To answer that question, two initiatives—one taken by the Sequence Quality Control (SEQC) Consortium and another by the Association of Biomolecular Resource Facilities (ABRF)—have undertaken a number of studies. These initiatives took up the challenge of rigorously defining the scope and sources of variation in RNA sequencing data.
Many of the findings produced by these initiatives appeared in the September issue of Nature Biotechnology, which focuses on the performance of RNA sequencing. In particular, the issue emphasized large-scale studies involving data generated using multiple sequencing sites, platforms, or protocols:
- “A comprehensive assessment of RNA-seq accuracy, reproducibility and information content by the Sequencing Quality Control Consortium”—This study, which assessed RNA-seq performance for junction discovery and differential expression profiling and compared it to microarray and quantitative PCR (qPCR) data using complementary metrics, concluded that RNA-seq can be “a versatile tool for relative expression profiling, with comparable or superior performance to microarrays in many applications given sufficient read depth and appropriate choice of analysis pipeline.”

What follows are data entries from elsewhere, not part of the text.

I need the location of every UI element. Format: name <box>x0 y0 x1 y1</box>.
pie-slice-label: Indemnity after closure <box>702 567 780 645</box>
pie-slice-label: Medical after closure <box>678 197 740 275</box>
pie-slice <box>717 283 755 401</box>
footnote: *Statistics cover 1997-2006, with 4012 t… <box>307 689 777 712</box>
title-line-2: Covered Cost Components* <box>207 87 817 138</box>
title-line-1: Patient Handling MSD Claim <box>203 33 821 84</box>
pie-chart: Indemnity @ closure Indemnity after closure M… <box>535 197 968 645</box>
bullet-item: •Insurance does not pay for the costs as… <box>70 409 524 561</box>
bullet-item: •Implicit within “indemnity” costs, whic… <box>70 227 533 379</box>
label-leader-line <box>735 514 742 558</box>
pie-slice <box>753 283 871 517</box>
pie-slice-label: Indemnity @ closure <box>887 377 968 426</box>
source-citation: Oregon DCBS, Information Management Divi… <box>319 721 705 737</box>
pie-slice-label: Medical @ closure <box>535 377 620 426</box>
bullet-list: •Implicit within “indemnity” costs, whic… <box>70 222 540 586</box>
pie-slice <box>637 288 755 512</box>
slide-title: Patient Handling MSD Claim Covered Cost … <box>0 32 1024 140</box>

- “Multi-platform assessment of transcriptome profiling using RNA-seq in the ABRF next-generation sequencing study”—In this study, researchers carried out replicate experiments across 15 laboratory sites using reference RNA standards to test four protocols on five sequencing platforms. The results: “high intraplatform and inter-platform concordance for expression measures across the deep-count platforms, but highly variable efficiency and cost for splice junction and variant detection between all platforms.”

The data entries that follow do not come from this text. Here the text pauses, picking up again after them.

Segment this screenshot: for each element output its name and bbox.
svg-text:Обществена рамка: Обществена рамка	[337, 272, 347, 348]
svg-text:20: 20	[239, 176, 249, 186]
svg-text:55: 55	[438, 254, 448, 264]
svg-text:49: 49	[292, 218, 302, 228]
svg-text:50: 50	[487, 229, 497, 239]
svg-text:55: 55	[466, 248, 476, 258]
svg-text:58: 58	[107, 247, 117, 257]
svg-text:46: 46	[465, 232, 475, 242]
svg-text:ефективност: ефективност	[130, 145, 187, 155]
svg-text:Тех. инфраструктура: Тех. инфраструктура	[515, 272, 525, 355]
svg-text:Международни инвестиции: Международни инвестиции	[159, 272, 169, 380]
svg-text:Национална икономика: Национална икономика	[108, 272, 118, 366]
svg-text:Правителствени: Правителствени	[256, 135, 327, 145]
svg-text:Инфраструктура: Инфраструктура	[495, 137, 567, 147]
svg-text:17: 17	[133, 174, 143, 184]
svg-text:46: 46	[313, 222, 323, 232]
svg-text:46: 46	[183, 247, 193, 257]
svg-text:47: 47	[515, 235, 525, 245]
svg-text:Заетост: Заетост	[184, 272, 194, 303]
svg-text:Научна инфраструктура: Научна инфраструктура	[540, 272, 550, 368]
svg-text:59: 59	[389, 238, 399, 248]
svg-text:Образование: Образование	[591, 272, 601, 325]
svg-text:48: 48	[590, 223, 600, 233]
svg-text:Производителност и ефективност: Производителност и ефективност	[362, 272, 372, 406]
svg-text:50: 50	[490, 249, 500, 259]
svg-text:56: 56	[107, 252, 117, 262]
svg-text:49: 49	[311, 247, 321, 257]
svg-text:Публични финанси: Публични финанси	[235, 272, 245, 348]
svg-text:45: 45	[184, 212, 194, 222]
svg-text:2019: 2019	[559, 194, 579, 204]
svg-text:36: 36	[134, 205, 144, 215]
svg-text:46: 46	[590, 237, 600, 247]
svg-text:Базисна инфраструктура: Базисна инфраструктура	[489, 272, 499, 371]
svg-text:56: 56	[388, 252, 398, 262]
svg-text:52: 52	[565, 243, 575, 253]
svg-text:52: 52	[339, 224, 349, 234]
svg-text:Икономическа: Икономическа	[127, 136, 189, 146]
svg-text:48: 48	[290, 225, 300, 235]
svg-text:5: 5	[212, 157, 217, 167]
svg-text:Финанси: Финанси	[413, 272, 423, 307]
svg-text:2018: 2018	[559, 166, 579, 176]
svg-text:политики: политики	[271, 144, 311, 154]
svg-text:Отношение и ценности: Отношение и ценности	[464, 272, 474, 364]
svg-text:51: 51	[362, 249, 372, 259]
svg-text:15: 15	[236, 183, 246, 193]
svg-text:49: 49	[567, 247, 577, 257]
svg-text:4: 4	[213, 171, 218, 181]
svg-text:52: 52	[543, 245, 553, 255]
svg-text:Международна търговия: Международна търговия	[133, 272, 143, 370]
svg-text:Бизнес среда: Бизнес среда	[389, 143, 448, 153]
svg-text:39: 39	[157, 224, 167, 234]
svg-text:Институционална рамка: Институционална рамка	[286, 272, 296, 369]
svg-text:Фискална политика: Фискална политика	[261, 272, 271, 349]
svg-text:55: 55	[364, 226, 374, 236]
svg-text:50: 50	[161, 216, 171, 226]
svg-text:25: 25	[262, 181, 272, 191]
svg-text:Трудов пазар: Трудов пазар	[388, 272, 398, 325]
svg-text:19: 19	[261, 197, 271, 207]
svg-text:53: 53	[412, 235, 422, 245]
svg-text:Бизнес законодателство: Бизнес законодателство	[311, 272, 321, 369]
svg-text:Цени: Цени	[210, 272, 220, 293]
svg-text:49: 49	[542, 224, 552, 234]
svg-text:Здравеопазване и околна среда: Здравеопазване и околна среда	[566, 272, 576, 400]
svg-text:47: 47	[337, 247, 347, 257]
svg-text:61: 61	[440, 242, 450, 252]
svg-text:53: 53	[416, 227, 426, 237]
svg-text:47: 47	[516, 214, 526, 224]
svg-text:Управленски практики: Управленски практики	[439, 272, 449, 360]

- “The concordance between RNA-seq and microarray data depends on chemical treatment and transcript abundance”—Noting that the concordance of RNA-seq with microarrays for genome-wide analysis of differential gene expression had not been rigorously assessed using a range of chemical treatment conditions, this study generated Illumina RNA-seq and Affymetrix microarray data from the same liver samples of rats exposed in triplicate to varying degrees of perturbation by 27 chemicals representing multiple modes of action. The authors of the study indicated that RNA-seq outperforms microarray (93% versus 75%) in the verification of differentially expressed genes, as assessed by quantitative PCR, with the gain mainly due to its improved accuracy for low-abundance transcripts. “Nonetheless, classifiers to predict MOAs perform similarly when developed using data from either platform. Therefore, the endpoint studied and its biological complexity, transcript abundance and the genomic application are important factors in transcriptomic research and for clinical and regulatory decision making.”
Although they were accompanied by two analyses focused on computational biology and two News and Views articles, these three research articles made up the core of the issue’s RNA-seq coverage.

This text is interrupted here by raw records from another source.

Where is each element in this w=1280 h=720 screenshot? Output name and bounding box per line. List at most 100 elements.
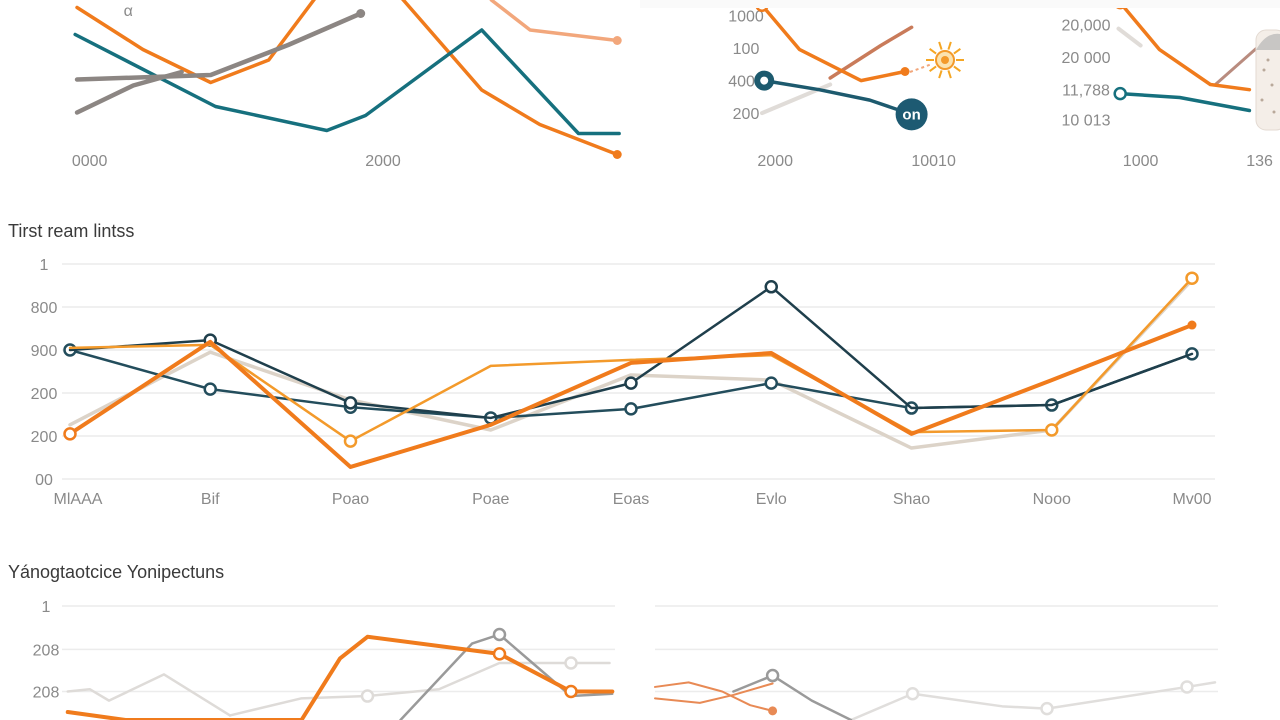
chart-title: Tirst ream lintss	[8, 221, 134, 241]
series-3	[654, 682, 774, 704]
data-point-marker	[343, 434, 358, 448]
y-tick-label: 1	[40, 257, 49, 274]
series-line	[828, 25, 914, 80]
series-line	[849, 681, 1217, 720]
x-tick-label: Poao	[332, 491, 369, 508]
edge-image-fragment	[1255, 29, 1280, 131]
x-tick-label: Poae	[472, 491, 509, 508]
y-tick-label: 200	[31, 386, 58, 403]
series-line	[66, 673, 232, 717]
data-point-marker	[624, 376, 638, 390]
bottom-right-chart	[654, 605, 1218, 720]
data-point-marker	[343, 396, 358, 410]
data-point-marker	[1040, 701, 1054, 716]
series-line	[654, 682, 774, 704]
y-tick-label: 900	[31, 343, 58, 360]
series-line	[68, 276, 1194, 443]
x-tick-label: Mv00	[1172, 491, 1211, 508]
series-1	[732, 668, 853, 720]
data-point-marker	[905, 687, 920, 701]
bottom-left-chart: Yánogtaotcice Yonipectuns 1 208 208	[8, 562, 615, 720]
data-point-marker	[360, 689, 375, 703]
data-point-marker	[764, 280, 778, 294]
series-line	[1116, 26, 1143, 48]
data-point-marker	[492, 647, 507, 661]
y-tick-label: 800	[31, 300, 58, 317]
y-tick-label: 208	[33, 642, 60, 659]
x-tick-label: Bif	[201, 491, 220, 508]
y-tick-label: 100	[733, 41, 760, 58]
data-point-marker	[765, 668, 780, 683]
series-line	[74, 11, 363, 82]
series-end-dot	[356, 9, 366, 18]
y-tick-label: 208	[33, 685, 60, 702]
data-point-marker	[764, 376, 778, 390]
data-point-marker	[564, 656, 578, 670]
annotation-label: α	[124, 3, 133, 20]
data-point-marker	[1185, 271, 1199, 285]
series-end-dot	[1187, 320, 1197, 330]
series-0	[66, 673, 232, 717]
series-1	[1213, 44, 1262, 86]
y-tick-label: 20 000	[1062, 50, 1111, 67]
series-4	[63, 320, 1197, 469]
x-tick-label: 0000	[72, 153, 108, 170]
series-3	[68, 271, 1199, 448]
series-2	[73, 28, 621, 136]
series-end-dot	[612, 150, 622, 159]
series-line	[228, 661, 611, 717]
series-line	[1118, 0, 1252, 92]
chart-title: Yánogtaotcice Yonipectuns	[8, 562, 224, 582]
x-tick-label: 1000	[1123, 153, 1159, 170]
x-tick-label: 2000	[757, 153, 793, 170]
series-line	[760, 3, 907, 83]
series-end-dot	[768, 706, 778, 716]
series-2	[399, 627, 614, 720]
y-tick-label: 00	[35, 472, 53, 489]
x-tick-label: Eoas	[613, 491, 649, 508]
top-right-chart: 20,000 20 000 11,788 10 013 1000 136	[1062, 0, 1273, 170]
y-tick-label: 10 013	[1062, 113, 1111, 130]
series-line	[732, 674, 853, 720]
top-left-chart: 0000 2000 α	[72, 0, 622, 170]
series-end-dot	[612, 36, 622, 45]
series-0	[75, 0, 316, 85]
series-5	[489, 0, 622, 45]
series-1	[401, 0, 622, 159]
badge-label: on	[902, 106, 920, 123]
series-line	[68, 323, 1194, 469]
data-point-marker	[203, 382, 217, 396]
data-point-marker	[63, 427, 77, 441]
series-4	[74, 69, 184, 115]
x-tick-label: Nooo	[1033, 491, 1071, 508]
data-point-marker	[1113, 86, 1127, 101]
series-line	[1213, 44, 1262, 86]
x-tick-label: 2000	[365, 153, 401, 170]
y-tick-label: 200	[31, 429, 58, 446]
series-2	[1113, 0, 1252, 92]
y-tick-label: 11,788	[1062, 83, 1110, 100]
data-point-marker	[1045, 423, 1059, 437]
x-tick-label: 136	[1246, 153, 1273, 170]
series-line	[68, 278, 1194, 450]
y-tick-label: 200	[733, 106, 760, 123]
series-line	[654, 681, 774, 712]
x-tick-label: 10010	[911, 153, 956, 170]
series-0	[849, 680, 1217, 720]
badge-circle	[895, 98, 928, 131]
x-tick-label: MlAAA	[54, 491, 103, 508]
series-line	[1118, 91, 1252, 113]
data-point-marker	[492, 627, 507, 642]
series-line	[489, 0, 619, 43]
series-end-dot	[900, 67, 910, 76]
sun-icon	[909, 41, 964, 79]
data-point-marker	[564, 684, 578, 699]
series-0	[1116, 26, 1143, 48]
y-tick-label: 20,000	[1062, 18, 1111, 35]
series-3	[74, 9, 366, 82]
header-band	[640, 0, 1280, 8]
data-point-marker	[1180, 680, 1194, 694]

Conspicuous contributions to these articles were made by the Mayo Clinic in Florida, the Beijing Genomic Institute, and Weill Cornell Medical School. At these institutions, laboratory groups sequenced the same RNA samples multiple times.
More than 1 billion nucleotides of sequencing data were generated by each site. The data were then analyzed under the direction of the FDA with the assistance of a large group of academic and industrial statisticians. The researchers also examined the current technologies and major biochemical methods of 30 RNA-sequencing labs and hundreds of researchers. The researchers also found that RNA can be accurately extracted and analyzed from severely degraded genetic samples, such as from tissue samples that have been stored for many years.
“It was determined that there is very strong agreement between the sequence data generated by experienced sequencing laboratories,” said E. Aubrey Thompson, Ph.D., a professor of cancer biology at the Mayo Clinic. “The studies now establish the best practice for all laboratories to use, so that results are reliable and reproducible across laboratories.”